In an interview with CRN at the time, UK MD Justin Griffiths said the performance was helped by some structural changes implemented in the business during 2020 including the addition of customer-focused roles to its sales team and the appointment of former CMS Distribution exec Tanith Russell.
Like with previous years, Antoine and Griffiths said they expect most of its growth to come from its SMB and mid-market segment.
The distributor is also eyeing up acquisitions across the rest of the EMEA market. It began the year by acquiring French cybersecurity, storage and infrastructure VAD D2B Informatique and more acquisitions are likely to follow.
"The market is quite hot all over the world in terms of acquisitions. Having experience doing acquisitions outside of EMEA, I think we should first work on EMEA, that's the strategy."
Hitting $1.5bn in revenues is no easy feat. Infinigate will have to add €750m to its top line over the next two or three years to reach the goal. But Antoine said he is confident the target is achievable.
"Everybody's looking at me thinking ‘No, you're not going to make it, you're just crazy. You're just putting a number in the air'. But when you scratch the surface, and you see what the team are doing, what we are achieving, and you see the momentum we have with the vendors, then you see that I'm sleeping well at night with this figure."
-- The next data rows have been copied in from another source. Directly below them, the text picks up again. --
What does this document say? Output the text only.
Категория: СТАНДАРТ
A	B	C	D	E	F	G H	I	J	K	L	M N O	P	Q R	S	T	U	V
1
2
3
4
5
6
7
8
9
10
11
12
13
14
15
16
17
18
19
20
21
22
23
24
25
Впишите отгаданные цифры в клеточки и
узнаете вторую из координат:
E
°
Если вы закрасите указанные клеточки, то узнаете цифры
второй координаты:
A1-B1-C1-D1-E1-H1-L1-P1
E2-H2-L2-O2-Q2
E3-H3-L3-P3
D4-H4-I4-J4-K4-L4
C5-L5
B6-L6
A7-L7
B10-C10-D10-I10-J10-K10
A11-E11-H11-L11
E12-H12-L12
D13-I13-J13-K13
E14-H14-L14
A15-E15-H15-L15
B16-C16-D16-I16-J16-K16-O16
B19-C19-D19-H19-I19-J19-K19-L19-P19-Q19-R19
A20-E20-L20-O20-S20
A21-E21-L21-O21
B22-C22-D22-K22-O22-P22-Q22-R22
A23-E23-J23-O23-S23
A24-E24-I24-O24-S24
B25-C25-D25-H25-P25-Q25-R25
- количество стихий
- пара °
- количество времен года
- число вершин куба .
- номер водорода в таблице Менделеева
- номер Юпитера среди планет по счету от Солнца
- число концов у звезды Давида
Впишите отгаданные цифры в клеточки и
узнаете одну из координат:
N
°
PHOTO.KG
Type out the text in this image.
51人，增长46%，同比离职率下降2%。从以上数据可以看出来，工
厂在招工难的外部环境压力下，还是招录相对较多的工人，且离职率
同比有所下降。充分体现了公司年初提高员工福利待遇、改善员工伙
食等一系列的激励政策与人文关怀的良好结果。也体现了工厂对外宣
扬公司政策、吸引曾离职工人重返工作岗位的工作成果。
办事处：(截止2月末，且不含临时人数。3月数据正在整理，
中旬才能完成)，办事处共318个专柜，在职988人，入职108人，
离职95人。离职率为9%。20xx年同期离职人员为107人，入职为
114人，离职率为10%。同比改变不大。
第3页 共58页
Antoine said the added scale will allow Infinigate to capture new opportunities as more customers look to consume cybersecurity in a subscription and cloud-based way.
"Now's the time to build the next generation of value add. Is the value-add provided by distributors in a world where everything is subscription and cloud-based the same as the value-add which was available two, three, five, or 10 years ago when everything was hardware-based?"
"We believe we need to change this paradigm to really bring this value into this new world where we still sell cybersecurity… but the way we do it has to be significantly reshuffled. And that's the journey we're starting at Infinigate."